The mystery of why the world’s largest iron age Celtic hoard was buried on the south-east coast of Jersey more than 2,000 years ago may have been solved by archaeologists.
When about 70,000 silver coins, 11 gold torques and jewellery were unearthed in a field at Le Câtillon in the Grouville district in 2012, experts were unable to explain why it had been transported to a remote and unpopulated area with dangerous coastal reefs.
Now a geophysical survey around the site has identified a possible Celtic settlement, which means Jersey was no isolated backwater in the mid-first century BC.
A study of the site is published this week by the magazine Wreckwatch, with support from the educational Highlands Foundation of Jersey.The detectorists Reg Mead and Richard Miles had immediately reported their discovery to Jersey Heritage. As a crown dependency, it was processed under the England, Wales and Northern Ireland Treasure Trove Act 1996, leading to its acquisition by Jersey’s government for £4.25m. The finds are displayed at La Hougue Bie Museum in Jersey.
The detectorists have joined experts in researching the hoard, which is believed to have originated in the ancient French region of Armorica, which is modern-day Brittany and Normandy, as almost all the coins are linked to the Coriosolitae tribe, whose name may derive from the Celtic corios, meaning army or troop.

Archaeologists believe the riches were hurriedly transported overseas to Jersey to ensure they did not fall into the hands of Julius Caesar’s Roman army during the Gallic wars.
In the geophysical survey, the team found linear anomalies spanning several tens of metres, parallel and perpendicular to each other, some with subdivisions that resemble late iron age rural Celtic settlements in northern France.
Dr Hervé Duval-Gatignol, Société Jersiaise’s archaeologist, said: “This could represent part of a rectilinear enclosure consistent with known forms of rural settlements of late iron age date in Armorica.”
Small magnetic anomalies suggest pits and postholes of buildings.
Dr Sean Kingsley, Wreckwatch’s editor-in-chief and an archaeologist who has explored more than 350 shipwrecks in the last 30 years, said the Celts were innovative boatbuilders and sailors: “By the time Caesar attacked Brittany in 56BC, the Celts’ seaborne trade was a well-oiled machine. Practical knowledge about low and high water times, the locations of shoals, winds, weather and landing places had long been passed down from generation to generation.

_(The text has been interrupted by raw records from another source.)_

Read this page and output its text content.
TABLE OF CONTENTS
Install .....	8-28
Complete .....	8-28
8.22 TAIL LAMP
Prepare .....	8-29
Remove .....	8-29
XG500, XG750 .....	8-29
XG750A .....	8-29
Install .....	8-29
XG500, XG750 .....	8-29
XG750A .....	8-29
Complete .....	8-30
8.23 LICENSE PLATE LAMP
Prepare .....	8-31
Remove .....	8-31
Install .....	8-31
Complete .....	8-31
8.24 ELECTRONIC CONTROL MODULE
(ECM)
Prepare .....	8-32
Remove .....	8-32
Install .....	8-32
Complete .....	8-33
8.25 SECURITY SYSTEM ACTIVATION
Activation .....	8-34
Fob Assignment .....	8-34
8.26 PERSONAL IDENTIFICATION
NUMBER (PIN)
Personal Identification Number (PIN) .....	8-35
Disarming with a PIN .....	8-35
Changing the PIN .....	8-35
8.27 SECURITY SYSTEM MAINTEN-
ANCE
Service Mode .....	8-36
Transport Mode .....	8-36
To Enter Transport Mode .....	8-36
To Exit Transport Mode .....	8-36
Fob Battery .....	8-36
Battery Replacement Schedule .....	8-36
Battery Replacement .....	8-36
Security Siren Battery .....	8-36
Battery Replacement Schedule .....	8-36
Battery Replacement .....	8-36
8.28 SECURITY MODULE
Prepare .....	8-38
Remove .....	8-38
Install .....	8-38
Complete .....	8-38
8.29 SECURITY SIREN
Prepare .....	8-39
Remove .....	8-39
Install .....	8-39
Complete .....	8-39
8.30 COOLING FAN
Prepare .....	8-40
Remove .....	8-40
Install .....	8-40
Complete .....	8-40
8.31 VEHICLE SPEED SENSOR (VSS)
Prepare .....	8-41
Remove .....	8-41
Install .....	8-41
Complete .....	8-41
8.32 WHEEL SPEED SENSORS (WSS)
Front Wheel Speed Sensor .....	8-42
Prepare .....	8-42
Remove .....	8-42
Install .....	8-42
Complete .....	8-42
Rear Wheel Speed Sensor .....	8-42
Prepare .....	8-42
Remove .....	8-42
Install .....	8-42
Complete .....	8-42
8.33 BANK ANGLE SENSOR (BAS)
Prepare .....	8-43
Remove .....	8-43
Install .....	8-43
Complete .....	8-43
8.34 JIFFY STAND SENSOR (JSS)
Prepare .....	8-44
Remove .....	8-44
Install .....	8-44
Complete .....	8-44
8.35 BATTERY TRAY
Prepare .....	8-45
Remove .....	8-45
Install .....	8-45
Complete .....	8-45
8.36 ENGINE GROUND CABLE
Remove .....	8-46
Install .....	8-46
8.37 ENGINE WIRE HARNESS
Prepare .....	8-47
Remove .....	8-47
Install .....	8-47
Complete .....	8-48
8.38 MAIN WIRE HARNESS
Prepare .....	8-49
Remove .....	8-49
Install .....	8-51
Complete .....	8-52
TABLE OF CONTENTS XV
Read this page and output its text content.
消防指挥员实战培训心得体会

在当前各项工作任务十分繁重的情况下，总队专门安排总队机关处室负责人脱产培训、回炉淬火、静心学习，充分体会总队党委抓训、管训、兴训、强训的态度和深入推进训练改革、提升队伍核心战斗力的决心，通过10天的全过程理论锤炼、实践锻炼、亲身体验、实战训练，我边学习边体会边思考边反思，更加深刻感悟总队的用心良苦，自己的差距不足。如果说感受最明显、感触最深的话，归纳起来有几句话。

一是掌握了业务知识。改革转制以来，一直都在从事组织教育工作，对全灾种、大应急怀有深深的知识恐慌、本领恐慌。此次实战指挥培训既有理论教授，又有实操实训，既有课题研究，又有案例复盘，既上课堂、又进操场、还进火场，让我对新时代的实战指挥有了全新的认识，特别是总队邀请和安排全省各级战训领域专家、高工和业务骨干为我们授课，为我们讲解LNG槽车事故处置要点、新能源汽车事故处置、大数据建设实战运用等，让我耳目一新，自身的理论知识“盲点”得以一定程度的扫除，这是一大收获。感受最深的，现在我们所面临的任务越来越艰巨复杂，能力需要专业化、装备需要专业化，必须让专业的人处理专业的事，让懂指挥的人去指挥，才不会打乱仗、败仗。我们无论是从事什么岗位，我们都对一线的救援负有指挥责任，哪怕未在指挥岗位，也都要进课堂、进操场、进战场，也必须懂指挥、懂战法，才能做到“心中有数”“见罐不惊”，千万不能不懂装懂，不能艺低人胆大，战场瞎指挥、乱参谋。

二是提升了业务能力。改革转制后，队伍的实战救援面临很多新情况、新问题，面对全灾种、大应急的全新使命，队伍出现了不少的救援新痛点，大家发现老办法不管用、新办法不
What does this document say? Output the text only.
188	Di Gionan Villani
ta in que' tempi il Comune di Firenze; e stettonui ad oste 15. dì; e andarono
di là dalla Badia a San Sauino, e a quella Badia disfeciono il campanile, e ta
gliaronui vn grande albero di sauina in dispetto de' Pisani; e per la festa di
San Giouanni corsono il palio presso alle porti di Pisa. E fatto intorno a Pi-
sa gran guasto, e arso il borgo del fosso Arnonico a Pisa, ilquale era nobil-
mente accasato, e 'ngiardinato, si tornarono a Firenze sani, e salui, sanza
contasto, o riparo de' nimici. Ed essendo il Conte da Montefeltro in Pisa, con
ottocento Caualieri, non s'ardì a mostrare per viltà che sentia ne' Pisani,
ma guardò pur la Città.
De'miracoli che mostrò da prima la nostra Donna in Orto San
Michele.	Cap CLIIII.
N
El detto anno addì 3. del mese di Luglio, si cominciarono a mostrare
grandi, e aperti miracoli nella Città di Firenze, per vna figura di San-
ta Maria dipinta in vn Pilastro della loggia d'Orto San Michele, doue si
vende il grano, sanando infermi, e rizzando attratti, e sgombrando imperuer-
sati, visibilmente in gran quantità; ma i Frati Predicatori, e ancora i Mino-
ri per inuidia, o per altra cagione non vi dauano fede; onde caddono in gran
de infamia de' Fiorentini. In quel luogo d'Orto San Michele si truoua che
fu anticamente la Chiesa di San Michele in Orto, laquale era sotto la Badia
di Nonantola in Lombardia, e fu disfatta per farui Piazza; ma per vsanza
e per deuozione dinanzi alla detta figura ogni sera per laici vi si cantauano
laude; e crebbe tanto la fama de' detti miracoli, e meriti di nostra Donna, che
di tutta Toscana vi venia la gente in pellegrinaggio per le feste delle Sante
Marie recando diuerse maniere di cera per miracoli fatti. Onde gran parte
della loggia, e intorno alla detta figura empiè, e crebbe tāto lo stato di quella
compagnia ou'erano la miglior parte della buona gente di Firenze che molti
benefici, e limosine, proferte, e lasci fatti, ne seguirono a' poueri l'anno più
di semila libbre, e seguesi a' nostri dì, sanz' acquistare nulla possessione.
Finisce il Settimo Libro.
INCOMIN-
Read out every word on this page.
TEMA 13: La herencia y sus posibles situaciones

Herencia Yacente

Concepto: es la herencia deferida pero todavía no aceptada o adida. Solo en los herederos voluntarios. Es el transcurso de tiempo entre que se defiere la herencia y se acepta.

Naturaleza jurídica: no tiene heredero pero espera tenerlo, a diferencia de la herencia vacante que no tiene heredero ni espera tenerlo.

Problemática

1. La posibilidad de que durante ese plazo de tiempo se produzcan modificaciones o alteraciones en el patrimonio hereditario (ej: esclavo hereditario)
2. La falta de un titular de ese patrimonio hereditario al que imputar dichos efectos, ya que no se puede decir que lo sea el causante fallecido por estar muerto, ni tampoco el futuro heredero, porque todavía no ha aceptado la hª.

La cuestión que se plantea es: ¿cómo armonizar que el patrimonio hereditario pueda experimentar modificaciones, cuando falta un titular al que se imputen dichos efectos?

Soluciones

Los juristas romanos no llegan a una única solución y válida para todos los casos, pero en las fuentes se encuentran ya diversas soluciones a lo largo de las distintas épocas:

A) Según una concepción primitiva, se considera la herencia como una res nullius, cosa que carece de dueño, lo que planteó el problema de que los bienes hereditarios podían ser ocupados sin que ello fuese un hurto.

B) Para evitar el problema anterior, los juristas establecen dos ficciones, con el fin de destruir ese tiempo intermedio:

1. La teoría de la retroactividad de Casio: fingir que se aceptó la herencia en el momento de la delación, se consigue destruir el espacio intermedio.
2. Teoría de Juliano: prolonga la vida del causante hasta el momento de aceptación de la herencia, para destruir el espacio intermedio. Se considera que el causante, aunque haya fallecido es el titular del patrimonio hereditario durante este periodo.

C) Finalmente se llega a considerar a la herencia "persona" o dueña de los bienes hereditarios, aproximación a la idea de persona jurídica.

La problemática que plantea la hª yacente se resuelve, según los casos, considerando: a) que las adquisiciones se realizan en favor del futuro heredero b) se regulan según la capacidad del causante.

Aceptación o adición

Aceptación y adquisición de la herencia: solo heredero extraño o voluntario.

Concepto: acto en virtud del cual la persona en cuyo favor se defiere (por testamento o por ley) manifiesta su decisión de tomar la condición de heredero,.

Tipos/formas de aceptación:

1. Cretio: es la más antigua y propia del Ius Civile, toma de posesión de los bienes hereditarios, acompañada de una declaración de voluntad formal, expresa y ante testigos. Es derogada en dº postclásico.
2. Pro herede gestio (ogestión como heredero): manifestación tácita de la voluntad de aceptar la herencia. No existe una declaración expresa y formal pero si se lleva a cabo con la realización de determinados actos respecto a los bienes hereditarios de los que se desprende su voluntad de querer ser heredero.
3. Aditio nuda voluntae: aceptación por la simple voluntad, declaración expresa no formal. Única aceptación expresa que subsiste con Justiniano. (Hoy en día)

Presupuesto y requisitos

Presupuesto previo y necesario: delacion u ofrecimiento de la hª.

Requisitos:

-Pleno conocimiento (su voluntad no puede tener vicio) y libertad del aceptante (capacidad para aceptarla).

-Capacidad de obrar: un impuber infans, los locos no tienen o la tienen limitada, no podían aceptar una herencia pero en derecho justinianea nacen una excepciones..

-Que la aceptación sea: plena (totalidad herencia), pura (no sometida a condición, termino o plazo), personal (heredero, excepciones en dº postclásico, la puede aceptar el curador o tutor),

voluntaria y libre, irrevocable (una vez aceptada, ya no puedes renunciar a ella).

“In light of the dangerous shoals in the approaches to Jersey, it is possible that the Câtillon II hoard was shipped on a hide-boat vessel resembling the gold model of a boat from Broighter in Northern Ireland. This first century BC seacraft was equipped with a sail, steering oar pivoted near the stern and, crucially, nine oars on each side, which would have been invaluable to overcome unfavourable wind and steer clear of reefs. Ships built with hide or leather waterproof coverings fastened to a framework of light timbers sound flimsy but could be strongly constructed, light and flexible, ideal to ride the crests of high waves in the unpredictable Atlantic seas or for landing in almost any cove.”
He added: “Another new take is that we believe the landscape was sacred to the Celts, with ancestral power going back millennia, linked to a Neolithic megalithic tomb perched on the hilltop above the hoard discovery site.
“There’s something incredibly special about these fields. The spiritual power of the ancestors is likely to have been a big reason why the hoard was brought to Jersey.”
The Wreckwatch issue is accompanied by a video.